Not sure if it's a horror story, but I was on a team considering breaking up a monorepo mainly due to build times. Basically our CI would build from scratch a lot more often than we'd like rather than incrementally. It'd also run the full suite of tests more often than we would like. This made builds often take something like half an hour, which if there were multiple PRs open could force a wait of an hour or more before an approved PR could be merged (since CI would need to re-build and re-test a PR if another one was merged before it). This was exacerbated by a version of the branching problem mentioned in a sibling comment.

This wasn't an insurmountable problem. Something like Bazel probably would've done wonders here rather than our homegrown incremental testing logic (as well as nailing down why incremental builds weren't happening). Personally that's where I would've invested time rather than splitting up the repo. I'm not sure what ended up happening. I moved onto another project before seeing the conclusion of that conversation.

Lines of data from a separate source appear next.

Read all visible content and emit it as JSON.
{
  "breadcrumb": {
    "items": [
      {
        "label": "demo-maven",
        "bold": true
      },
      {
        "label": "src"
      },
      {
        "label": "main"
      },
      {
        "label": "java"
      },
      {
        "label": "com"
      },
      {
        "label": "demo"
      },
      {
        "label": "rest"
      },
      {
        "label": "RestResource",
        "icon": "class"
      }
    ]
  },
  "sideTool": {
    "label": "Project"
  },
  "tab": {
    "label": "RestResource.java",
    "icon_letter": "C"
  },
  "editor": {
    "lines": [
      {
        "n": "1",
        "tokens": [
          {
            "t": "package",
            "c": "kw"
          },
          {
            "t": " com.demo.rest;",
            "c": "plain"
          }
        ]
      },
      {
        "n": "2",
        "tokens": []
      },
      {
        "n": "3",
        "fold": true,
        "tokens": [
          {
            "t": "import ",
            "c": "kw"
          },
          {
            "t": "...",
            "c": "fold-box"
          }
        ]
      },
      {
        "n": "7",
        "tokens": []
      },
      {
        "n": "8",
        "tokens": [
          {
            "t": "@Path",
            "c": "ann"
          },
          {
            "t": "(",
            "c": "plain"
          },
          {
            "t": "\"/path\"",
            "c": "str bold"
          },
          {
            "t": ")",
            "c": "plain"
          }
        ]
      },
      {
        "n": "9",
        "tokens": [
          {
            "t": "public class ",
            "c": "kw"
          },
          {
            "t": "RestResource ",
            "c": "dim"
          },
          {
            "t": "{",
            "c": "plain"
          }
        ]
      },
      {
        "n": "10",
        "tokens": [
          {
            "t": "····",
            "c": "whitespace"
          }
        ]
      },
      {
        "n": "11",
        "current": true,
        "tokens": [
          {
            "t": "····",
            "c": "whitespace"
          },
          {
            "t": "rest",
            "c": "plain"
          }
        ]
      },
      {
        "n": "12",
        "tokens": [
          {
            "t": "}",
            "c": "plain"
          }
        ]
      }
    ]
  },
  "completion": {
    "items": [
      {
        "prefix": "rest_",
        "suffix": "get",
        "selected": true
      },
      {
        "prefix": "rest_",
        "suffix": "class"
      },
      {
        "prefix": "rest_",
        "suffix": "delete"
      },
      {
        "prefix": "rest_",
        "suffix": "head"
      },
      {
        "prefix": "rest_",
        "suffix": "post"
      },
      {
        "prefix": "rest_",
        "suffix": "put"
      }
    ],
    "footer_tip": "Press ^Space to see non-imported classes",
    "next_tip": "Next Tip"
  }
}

FWIW, a younger me led a break-up of another monorepo into a multi-repo that I now regret and think caused more pain than it was worth (likely because I split the repo along the wrong lines). And so I disagree with the premise of the article. If you split your repos incorrectly, you can cause more pain than not splitting your repos at all. Long build times are annoying and a velocity-killer. Moreover in the long run you can get ball-of-mud problems that repo boundaries make harder (that was probably the biggest impetus for why I wanted to break up the repo in the first place). However, incorrect version linking due to miscoordination of fast-moving dependencies in different repositories is a production-services-killer, and that caused us no end of frustrations. This was in addition to the annoyances around the fact that we had several different JVM languages that all had different build systems in each repo meaning that cross-repo edits were even more difficult than usual to corral together locally on a developer's machine since the build artifacts all depended on each other, but this was expressed in different ways in different repos.

Just as a bad abstraction is worse than no abstraction, I believe bad modularity is worse than no modularity.

Note that tooling helps this as well; tooling that exposes the transitive dependency chain of production services can reveal inconsistencies in what you thought was the version of a dependency that was deployed and what was ultimately deployed. But that means that both multirepos and monorepos need tooling.


I asked a similar question a previous time the mono- vs many- repo question came out, and the few responses I got were roughly "The repo became many tens of gigabytes which was unwieldy"


Unfortunately, breaking a 10 gig repo into 5 repos often means you have to now download five 2 gig repos.


That can still be better, e.g. when part of the problem are tools that work on a per-repo level and fall over/get slow if the repo gets to large.


How do these tools work when it comes to working on multiple repos? I imagine they either don't, or that it's worse than working on a single monorepo of the same size.


I think one should not underestimate the powers of the not-so-good-team to make anything go sour. Who says the not-so-good-team isn't going to make sure that any change needs to touch at least 3 repos and quite regularly as many as 10?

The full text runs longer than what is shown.